This talk was given at Midwest.io
Josh Wills, Director of Data Science at Cloudera has a gift for making fairly complicated technology explanations very digestible to the novice and intermediary techie. What I most love about this video is how Josh explains -very clearly – the issue of translating analytics Machine Learning on a large set of data records (see: individuals) and making it work in a production environment on one individual (think eCommerce). It’s going from a SQL/R/SAS type of environment (pure analysis) to a Java, Scala, C++ programming environment (actual site) and how to deal with that effectively.
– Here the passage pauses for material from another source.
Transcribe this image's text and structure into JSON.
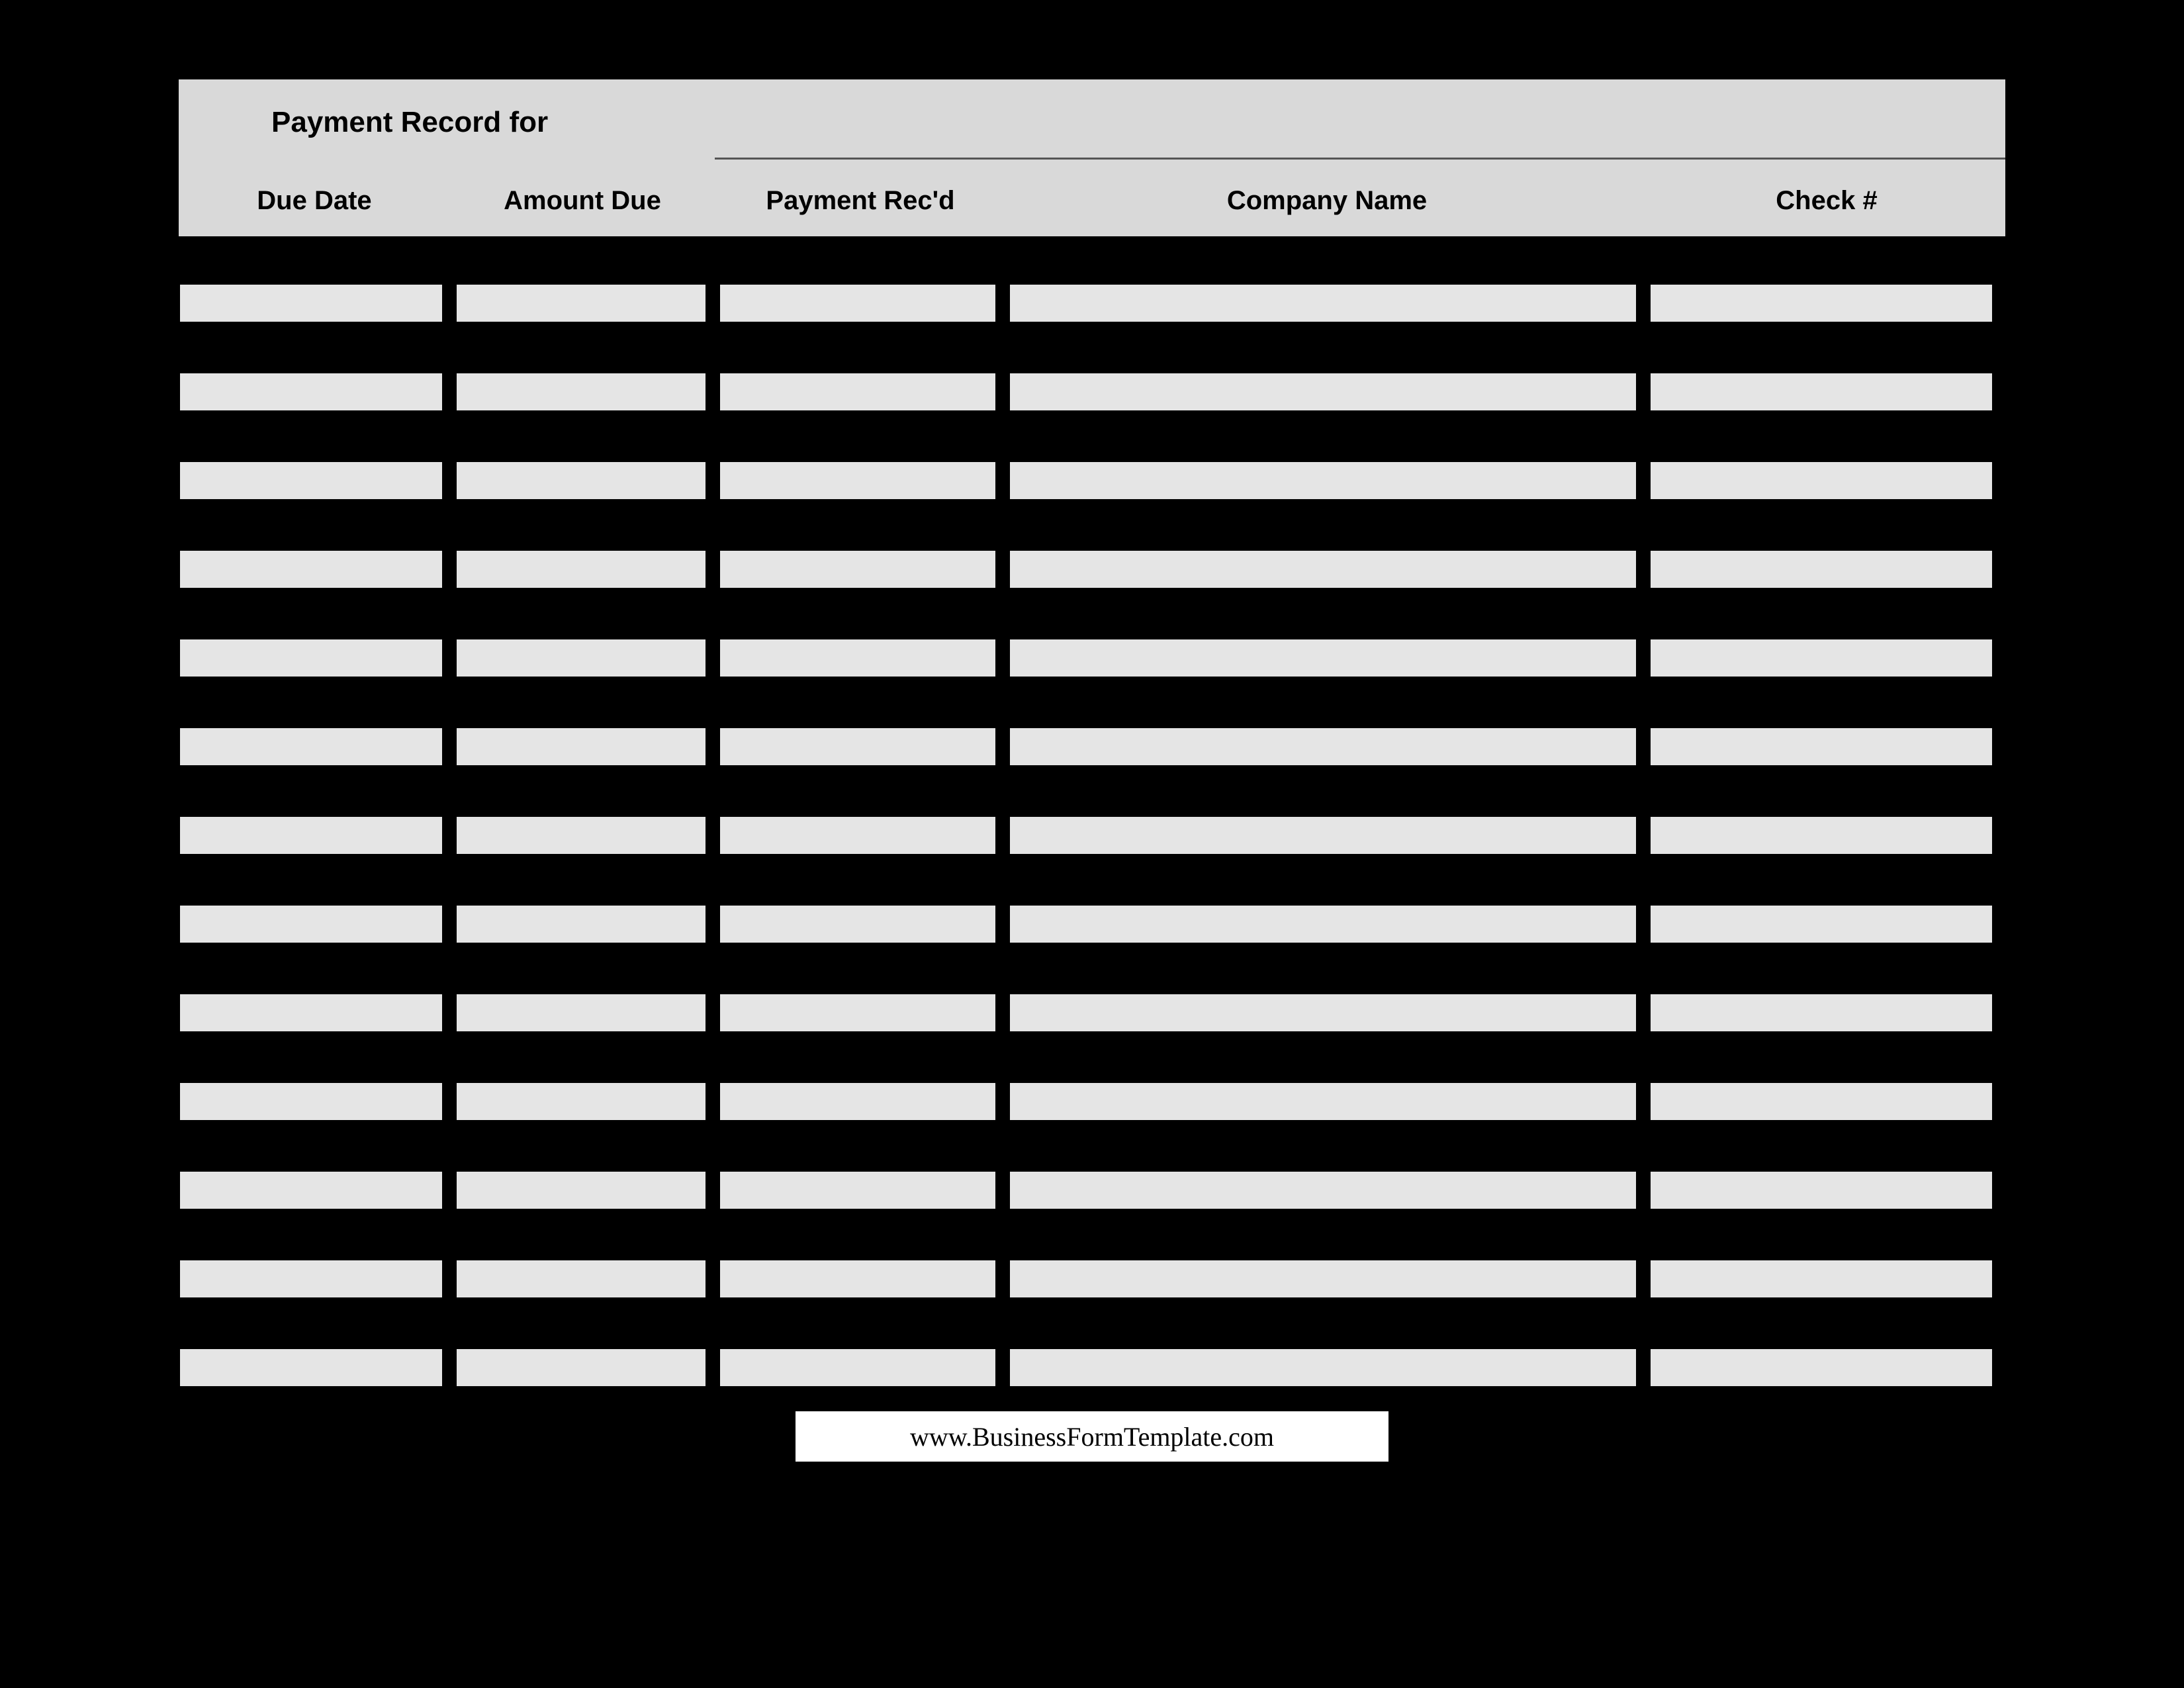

“The Data Science Team at Cloudera has a simple mission: build an analytics infrastructure so awesome that it makes Google’s Ads Quality Team seethe with jealousy. To that end, I’ll give an overview of Cloudera’s current data science tools, including Oryx and Spark for building and serving machine learning models, Gertrude for multivariate testing, and Impala for ludicrously high-performance SQL queries against HDFS.” – Josh
About the Speaker
Josh Wills is Cloudera’s Senior Director of Data Science, working with customers and engineers to develop Hadoop-based solutions across a wide-range of industries. He is the founder and VP of the Apache Crunch project for creating optimized MapReduce pipelines in Java and lead developer of Cloudera ML, a set of open-source libraries and command-line tools for building machine learning models on Hadoop. Prior to joining Cloudera, Josh worked at Google, where he worked on the ad auction system and then led the development of the analytics infrastructure used in Google+.